Gottes Reich gründe weder auf Gewalt noch auf Unterdrückung oder Einschüchterung, fügte er in seiner Predigt hinzu: "Seine Botschaft vom Gottesreich darf deshalb auch nicht missbraucht werden zur Rechtfertigung irdischer Herrschaftsansprüche. Denn überall da, wo Menschen für sich in Anspruch nahmen, im Namen Gottes zu herrschen, haben sie Blutbäder angerichtet und richten noch heute Blutbäder an."

Jung rief als Gastgeber des bis Sonntag dauernden Christentreffens auch dazu auf, die Würde aller Menschen als höchstes Gut zu verteidigen gegen zunehmende Angriffe von allen nur denkbaren Seiten. Kirche müsse dabei vor allem auf der Seite derer stehen, die sich selbst am wenigsten wehren könnten. Sie setze sich daher besonders ein "für den Schutz des ungeborenen Lebens, für die Würde der kranken Menschen, der Menschen mit Behinderung und der sterbenden Menschen".

Mut zu Reformen in der Kirche

Das Katholikentagsmotto "Hab Mut, steh auf" gelte aber auch für Reformen innerhalb der katholischen Kirche, so Jung weiter: "Wir müssen mutig aufstehen, um die Fragen zu stellen, die jetzt nach einer Antwort aus dem Glauben harren. Die Frage nach der Stellung der Frau im Blick auf die kirchlichen Ämter. Die Frage nach einem tieferen Verständnis dessen, was Synodalität heißt. Die Frage, wie Missbrauch von Macht verhindert werden kann." Am Gottesdienst zum Feiertag Christi Himmelfahrt nahmen trotz Regenwetters rund 11.000 Menschen teil. Anschließend wird der Katholikentag seine inhaltliche Arbeit aufnehmen.

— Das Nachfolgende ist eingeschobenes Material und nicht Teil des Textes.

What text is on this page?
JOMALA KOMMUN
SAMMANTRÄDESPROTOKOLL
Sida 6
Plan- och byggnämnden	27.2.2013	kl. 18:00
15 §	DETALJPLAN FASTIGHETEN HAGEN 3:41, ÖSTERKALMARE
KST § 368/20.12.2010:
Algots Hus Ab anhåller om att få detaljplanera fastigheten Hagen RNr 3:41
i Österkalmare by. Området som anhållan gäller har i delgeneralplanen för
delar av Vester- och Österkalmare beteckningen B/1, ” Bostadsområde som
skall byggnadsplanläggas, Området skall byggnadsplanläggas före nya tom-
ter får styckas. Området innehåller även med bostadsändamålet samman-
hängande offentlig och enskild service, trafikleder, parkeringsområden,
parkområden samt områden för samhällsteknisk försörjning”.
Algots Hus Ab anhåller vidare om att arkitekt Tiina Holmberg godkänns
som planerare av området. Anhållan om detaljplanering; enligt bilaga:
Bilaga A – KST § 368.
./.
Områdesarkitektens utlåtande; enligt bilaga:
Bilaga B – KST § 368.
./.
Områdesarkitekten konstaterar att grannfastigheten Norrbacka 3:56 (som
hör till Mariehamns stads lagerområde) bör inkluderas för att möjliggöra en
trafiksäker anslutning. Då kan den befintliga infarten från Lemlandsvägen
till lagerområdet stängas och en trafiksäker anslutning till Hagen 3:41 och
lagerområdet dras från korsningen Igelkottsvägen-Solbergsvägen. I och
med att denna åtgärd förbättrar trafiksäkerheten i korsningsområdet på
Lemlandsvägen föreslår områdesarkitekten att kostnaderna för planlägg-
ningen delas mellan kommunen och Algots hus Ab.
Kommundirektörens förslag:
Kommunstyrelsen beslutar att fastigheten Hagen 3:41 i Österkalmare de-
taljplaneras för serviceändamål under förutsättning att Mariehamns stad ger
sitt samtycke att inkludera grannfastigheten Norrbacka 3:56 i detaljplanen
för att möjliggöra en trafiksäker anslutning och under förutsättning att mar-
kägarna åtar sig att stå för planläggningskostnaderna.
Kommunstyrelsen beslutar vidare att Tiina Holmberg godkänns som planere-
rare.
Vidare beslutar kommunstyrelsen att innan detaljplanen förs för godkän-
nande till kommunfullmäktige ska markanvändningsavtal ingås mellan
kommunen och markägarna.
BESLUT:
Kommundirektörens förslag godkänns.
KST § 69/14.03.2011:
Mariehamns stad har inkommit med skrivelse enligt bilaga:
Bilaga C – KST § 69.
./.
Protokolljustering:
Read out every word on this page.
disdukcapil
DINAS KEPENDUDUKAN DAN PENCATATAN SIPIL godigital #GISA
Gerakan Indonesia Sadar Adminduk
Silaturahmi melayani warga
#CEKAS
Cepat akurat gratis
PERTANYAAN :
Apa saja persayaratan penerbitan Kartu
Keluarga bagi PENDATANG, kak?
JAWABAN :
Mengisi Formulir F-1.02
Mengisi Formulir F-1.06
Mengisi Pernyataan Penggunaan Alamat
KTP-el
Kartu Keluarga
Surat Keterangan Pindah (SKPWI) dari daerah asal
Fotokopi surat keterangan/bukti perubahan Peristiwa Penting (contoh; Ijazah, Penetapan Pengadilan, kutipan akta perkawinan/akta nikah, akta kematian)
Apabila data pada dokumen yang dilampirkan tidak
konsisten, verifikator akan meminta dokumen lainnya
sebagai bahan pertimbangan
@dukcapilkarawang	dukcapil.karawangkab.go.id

Bundespräsident Frank-Walter Steinmeier will nach dem Gottesdienst kirchliche Verbände besuchen und diskutiert bei einem Podium über Ehrenamt und Demokratie. Bei anderen Podien geht es etwa um Kirchenreformen, Fake News und die Aufarbeitung von Missbrauch. Zum Programm am Donnerstag gehören aber auch ein Mitmachzirkus, ein Gottesdienst mit Clowns, eine spirituelle Weinwanderung sowie ein Live-Podcast mit Harald Schmidt und Speyers Bischof Karl-Heinz Wiesemann zum Umgang mit Depression. (KNA)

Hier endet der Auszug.